New research conducted by Pennsylvania State University psychologists now suggests an alternative explanation. The study argues that the difference may be rooted more in individual differences in personality that result from one's relationship history but that can fall along gender lines. The findings appear in Psychological Science.

The researchers doubted the prevailing evolutionary explanation because there is a conspicuous subset of men who like most women find emotional betrayal more distressing than sexual infidelity. Why would this be? Some people—men and women alike—are more secure in their attachments to others, while others tend to be more dismissive of the need for close attachment relationships.

Psychologists see this compulsive self-reliance as a defensive strategy—protection against deep-seated feelings of vulnerability. Levy and Kelly hypothesized that these individuals would tend to be concerned with the sexual aspects of relationships rather than emotional intimacy.
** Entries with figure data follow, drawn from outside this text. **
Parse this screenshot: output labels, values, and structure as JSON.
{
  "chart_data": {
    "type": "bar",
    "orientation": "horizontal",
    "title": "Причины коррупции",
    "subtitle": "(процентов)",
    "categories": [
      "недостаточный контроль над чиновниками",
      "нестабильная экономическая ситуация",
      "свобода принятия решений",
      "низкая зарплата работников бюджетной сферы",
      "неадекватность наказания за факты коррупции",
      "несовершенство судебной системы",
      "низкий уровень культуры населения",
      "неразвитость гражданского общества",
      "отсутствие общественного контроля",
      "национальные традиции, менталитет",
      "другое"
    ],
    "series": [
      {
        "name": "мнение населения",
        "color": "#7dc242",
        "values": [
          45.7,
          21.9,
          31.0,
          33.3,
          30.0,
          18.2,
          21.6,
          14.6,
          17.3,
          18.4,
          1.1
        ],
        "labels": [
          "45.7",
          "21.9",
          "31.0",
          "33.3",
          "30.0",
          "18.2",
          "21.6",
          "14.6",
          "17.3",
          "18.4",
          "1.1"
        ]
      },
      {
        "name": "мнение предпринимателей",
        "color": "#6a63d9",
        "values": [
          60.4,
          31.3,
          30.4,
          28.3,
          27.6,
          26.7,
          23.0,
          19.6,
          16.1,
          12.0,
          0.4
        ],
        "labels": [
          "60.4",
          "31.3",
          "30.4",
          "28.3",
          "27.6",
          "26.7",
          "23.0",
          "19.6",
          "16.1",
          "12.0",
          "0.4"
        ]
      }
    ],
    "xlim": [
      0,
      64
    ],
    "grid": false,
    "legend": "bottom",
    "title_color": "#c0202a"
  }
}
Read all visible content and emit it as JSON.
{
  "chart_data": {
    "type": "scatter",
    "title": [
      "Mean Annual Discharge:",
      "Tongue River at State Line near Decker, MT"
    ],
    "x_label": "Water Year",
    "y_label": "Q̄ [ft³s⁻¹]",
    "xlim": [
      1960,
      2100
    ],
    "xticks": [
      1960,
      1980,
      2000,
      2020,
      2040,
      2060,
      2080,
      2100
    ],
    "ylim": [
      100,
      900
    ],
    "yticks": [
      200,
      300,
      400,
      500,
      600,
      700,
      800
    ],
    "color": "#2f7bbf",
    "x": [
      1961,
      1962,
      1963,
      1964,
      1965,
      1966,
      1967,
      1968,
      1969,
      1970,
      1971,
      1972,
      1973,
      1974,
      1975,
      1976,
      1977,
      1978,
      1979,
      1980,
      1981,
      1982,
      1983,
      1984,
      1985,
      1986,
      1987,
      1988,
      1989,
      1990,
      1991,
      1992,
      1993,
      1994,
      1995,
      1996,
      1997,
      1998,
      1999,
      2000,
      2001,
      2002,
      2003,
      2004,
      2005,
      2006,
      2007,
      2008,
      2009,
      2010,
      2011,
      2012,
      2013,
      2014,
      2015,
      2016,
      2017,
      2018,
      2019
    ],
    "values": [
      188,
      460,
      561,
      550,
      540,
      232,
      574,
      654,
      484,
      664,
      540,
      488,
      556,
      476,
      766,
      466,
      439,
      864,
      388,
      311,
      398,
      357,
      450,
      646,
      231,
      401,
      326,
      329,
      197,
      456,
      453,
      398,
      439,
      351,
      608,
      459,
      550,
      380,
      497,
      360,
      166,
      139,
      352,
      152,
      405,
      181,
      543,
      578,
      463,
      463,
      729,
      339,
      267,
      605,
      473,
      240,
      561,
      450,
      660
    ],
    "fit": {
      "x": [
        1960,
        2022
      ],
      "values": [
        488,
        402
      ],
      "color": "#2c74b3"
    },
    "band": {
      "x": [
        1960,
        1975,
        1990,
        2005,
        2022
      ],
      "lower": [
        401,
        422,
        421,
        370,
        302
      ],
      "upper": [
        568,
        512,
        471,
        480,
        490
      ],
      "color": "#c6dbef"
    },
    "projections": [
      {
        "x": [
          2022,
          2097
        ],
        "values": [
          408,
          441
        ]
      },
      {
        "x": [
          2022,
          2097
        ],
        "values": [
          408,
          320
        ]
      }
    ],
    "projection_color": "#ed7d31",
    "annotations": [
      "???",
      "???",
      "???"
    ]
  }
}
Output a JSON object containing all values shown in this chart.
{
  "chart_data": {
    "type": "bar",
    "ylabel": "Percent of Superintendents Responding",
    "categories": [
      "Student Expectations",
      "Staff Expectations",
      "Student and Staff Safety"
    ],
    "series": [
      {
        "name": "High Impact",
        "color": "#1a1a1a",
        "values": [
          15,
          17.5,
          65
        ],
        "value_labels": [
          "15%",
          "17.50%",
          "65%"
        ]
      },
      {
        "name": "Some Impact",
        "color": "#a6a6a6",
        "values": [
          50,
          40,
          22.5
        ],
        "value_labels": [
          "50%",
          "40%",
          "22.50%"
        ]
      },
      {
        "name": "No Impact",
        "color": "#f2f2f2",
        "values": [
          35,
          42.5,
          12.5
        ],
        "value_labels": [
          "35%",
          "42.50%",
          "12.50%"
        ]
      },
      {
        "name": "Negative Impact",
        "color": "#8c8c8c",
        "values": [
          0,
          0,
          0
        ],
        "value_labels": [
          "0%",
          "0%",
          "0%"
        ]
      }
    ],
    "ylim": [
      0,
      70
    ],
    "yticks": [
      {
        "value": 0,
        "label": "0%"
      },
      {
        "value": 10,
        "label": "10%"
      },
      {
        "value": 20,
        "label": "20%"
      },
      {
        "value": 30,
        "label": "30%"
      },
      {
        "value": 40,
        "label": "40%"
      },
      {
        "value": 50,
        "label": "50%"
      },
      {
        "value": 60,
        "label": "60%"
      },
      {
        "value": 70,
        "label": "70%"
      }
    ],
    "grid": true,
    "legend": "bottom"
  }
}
Similar to earlier studies examining sex differences in jealousy, Levy and Kelly asked men and women which they would find more distressing—sexual infidelity or emotional infidelity. Participants also completed additional assessments including a standard and well validated measure of attachment style in romantic relationships.

The authors say the findings confirmed their hypotheses: those with a dismissing attachment style— who prize their autonomy in relationships over commitment—were much more upset about sexual infidelity than emotional infidelity. And conversely, those securely attached in relationships—including securely attached men—were much more likely to find emotional betrayal more upsetting.

These findings imply that the psychological and cultural-environmental mechanisms underlying sex differences in jealousy may have greater roles than previously recognized and suggest that jealousy is more multiply determined than previously hypothesized.